For starters, I should say that for it’s mostly just personal preference. I started investing in traditional index mutual funds early on and I’ve continued to do so ever since. It used to be that ETFs were less expensive to own than open-ended index funds, but with Vanguard lowering the minimums on their Admiral shares to just $10,000 that’s no longer the case for most asset classes. That said, there are a few admittedly minor quirky things that make me slightly prefer traditional open-ended index funds over exchange traded funds.
3 Reasons I Prefer Index Mutual Funds To ETFs
- Rebalancing is easier with mutual funds - Rebalancing with traditional mutual funds is significantly easier because of fractional ownership. Since mutual funds are always bought and sold at net asset value (NAV) and not based on supply and demand for the fund shares themselves, you can own own fractions of a share. Hence, a mutual fund’s NAV is more or less irrelevant. Contrast that with ETFs, which are sold on an exchange. You can buy 200 shares of VTI or 201 shares of VTI, but you can’t buy 200.256 shares of VTI. Is this a huge difference? No, but it does add a few minutes of work to rebalance time. Plus, if you’re OCD like me, it’s really annoying when things aren’t exact.
- ETFs cost money to buy and sell - Yes, I’m aware plenty of brokerages now offer free ETF trades, but those aren’t the only transaction costs I’m referring to. You also have to pay a bid/ask spread, which basically amounts to a commission for the stock exchange on which the trade is made and is baked into the market price. There’s no avoiding it. Yes, index mutual funds have to deal with these same bid/ask spread issues on the back end when they invest your money in the fund’s underlying securities, but they also have a few tools to help mitigate these costs somewhat. Overall, this is a very, very tiny advantage for index mutual funds: very small, but still non-zero.

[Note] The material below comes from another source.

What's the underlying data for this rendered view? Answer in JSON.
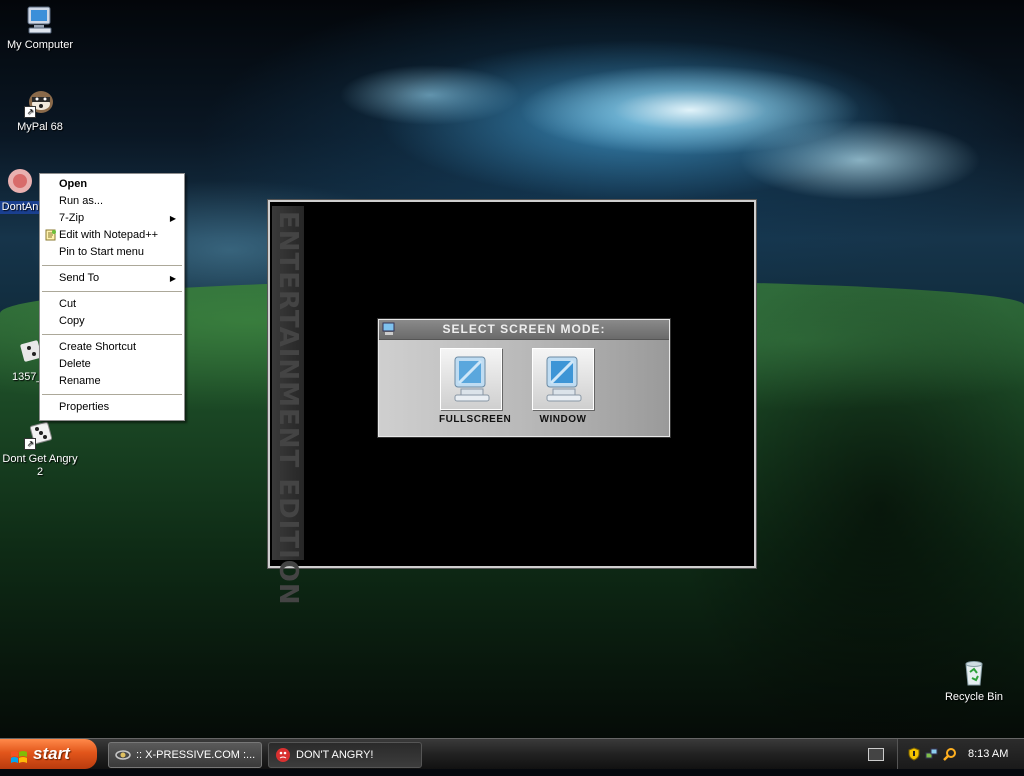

- Automatic monthly investments are much easier with index mutual funds – This is one advantage I definitely take for granted. I have monthly automatic investments set up for at least 9 different mutual funds in various accounts. It’s easy, it’s automatic, and I know I’m always getting in at the NAV price no matter which day the purchase goes through. With ETFs, this unfortunately isn’t universally supported. Some brokerages do offer this functionality, however, you aren’t always guaranteed to get the best price because of the way ETFs are traded on the exchange. Do you trust your broker? No, I mean do you really trust your broker? Neither do I. I wouldn’t count on always getting the best price if you try to do this with ETFs. Again, very slight advantage to open-ended index funds.
But ETFs Do Have Some Advantages
I don’t mean to knock ETFs. They do have some pretty significant advantages for some investors. For example,
- ETFs sometimes have slightly lower expense ratios than their mutual fund equivalents (not always, but sometimes).

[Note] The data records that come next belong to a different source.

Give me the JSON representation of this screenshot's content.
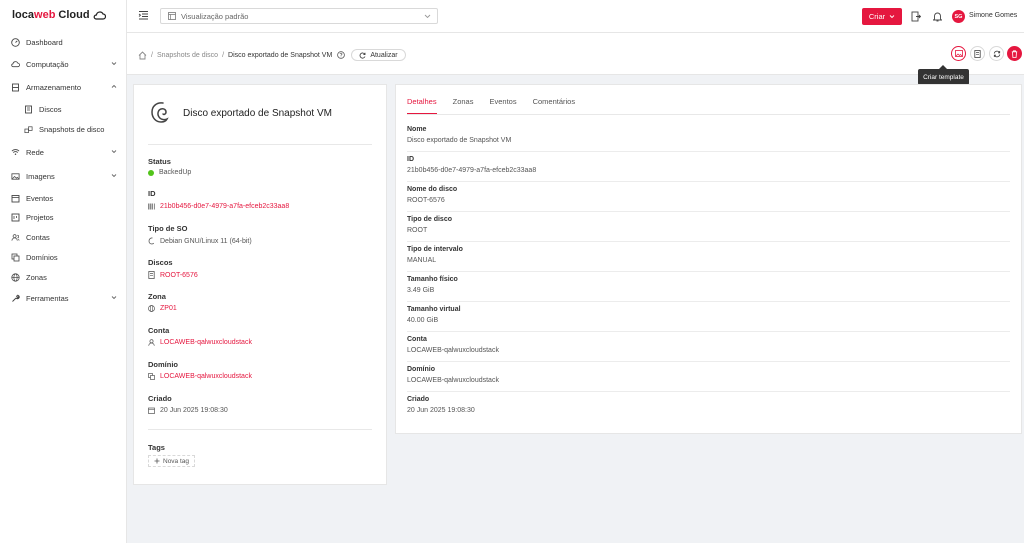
{
  "brand": {
    "loca": "loca",
    "web": "web",
    "cloud": "Cloud"
  },
  "sidebar": {
    "items": [
      {
        "label": "Dashboard",
        "icon": "dashboard-icon"
      },
      {
        "label": "Computação",
        "icon": "cloud-icon"
      },
      {
        "label": "Armazenamento",
        "icon": "database-icon"
      },
      {
        "label": "Discos",
        "icon": "hdd-icon"
      },
      {
        "label": "Snapshots de disco",
        "icon": "snapshot-icon"
      },
      {
        "label": "Rede",
        "icon": "wifi-icon"
      },
      {
        "label": "Imagens",
        "icon": "picture-icon"
      },
      {
        "label": "Eventos",
        "icon": "schedule-icon"
      },
      {
        "label": "Projetos",
        "icon": "project-icon"
      },
      {
        "label": "Contas",
        "icon": "team-icon"
      },
      {
        "label": "Domínios",
        "icon": "block-icon"
      },
      {
        "label": "Zonas",
        "icon": "global-icon"
      },
      {
        "label": "Ferramentas",
        "icon": "tool-icon"
      }
    ]
  },
  "topbar": {
    "view": "Visualização padrão",
    "create": "Criar",
    "user_initials": "SG",
    "user_name": "Simone Gomes"
  },
  "breadcrumb": {
    "parent": "Snapshots de disco",
    "current": "Disco exportado de Snapshot VM",
    "refresh": "Atualizar"
  },
  "tooltip": "Criar template",
  "left": {
    "title": "Disco exportado de Snapshot VM",
    "fields": [
      {
        "label": "Status",
        "value": "BackedUp"
      },
      {
        "label": "ID",
        "value": "21b0b456-d0e7-4979-a7fa-efceb2c33aa8"
      },
      {
        "label": "Tipo de SO",
        "value": "Debian GNU/Linux 11 (64-bit)"
      },
      {
        "label": "Discos",
        "value": "ROOT-6576"
      },
      {
        "label": "Zona",
        "value": "ZP01"
      },
      {
        "label": "Conta",
        "value": "LOCAWEB-qalwuxcloudstack"
      },
      {
        "label": "Domínio",
        "value": "LOCAWEB-qalwuxcloudstack"
      },
      {
        "label": "Criado",
        "value": "20 Jun 2025 19:08:30"
      }
    ],
    "tags_label": "Tags",
    "new_tag": "Nova tag"
  },
  "right": {
    "tabs": [
      "Detalhes",
      "Zonas",
      "Eventos",
      "Comentários"
    ],
    "details": [
      {
        "label": "Nome",
        "value": "Disco exportado de Snapshot VM"
      },
      {
        "label": "ID",
        "value": "21b0b456-d0e7-4979-a7fa-efceb2c33aa8"
      },
      {
        "label": "Nome do disco",
        "value": "ROOT-6576"
      },
      {
        "label": "Tipo de disco",
        "value": "ROOT"
      },
      {
        "label": "Tipo de intervalo",
        "value": "MANUAL"
      },
      {
        "label": "Tamanho físico",
        "value": "3.49 GiB"
      },
      {
        "label": "Tamanho virtual",
        "value": "40.00 GiB"
      },
      {
        "label": "Conta",
        "value": "LOCAWEB-qalwuxcloudstack"
      },
      {
        "label": "Domínio",
        "value": "LOCAWEB-qalwuxcloudstack"
      },
      {
        "label": "Criado",
        "value": "20 Jun 2025 19:08:30"
      }
    ]
  },
  "colors": {
    "accent": "#e5173f",
    "status_ok": "#52c41a"
  }
}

- Since they trade on an exchange, all the traditional stock trading tricks such as stop-loss orders apply.
- You can buy/sell options on ETF shares.
- You can trade throughout the day. I don’t see this as an advantage at all, but some investors might.
- Most importantly, some asset classes are only economically available in ETF form. Commodities are good example of this. There really aren’t any good, inexpensive mutual fund options. Gold (in the form of GLD) is another example.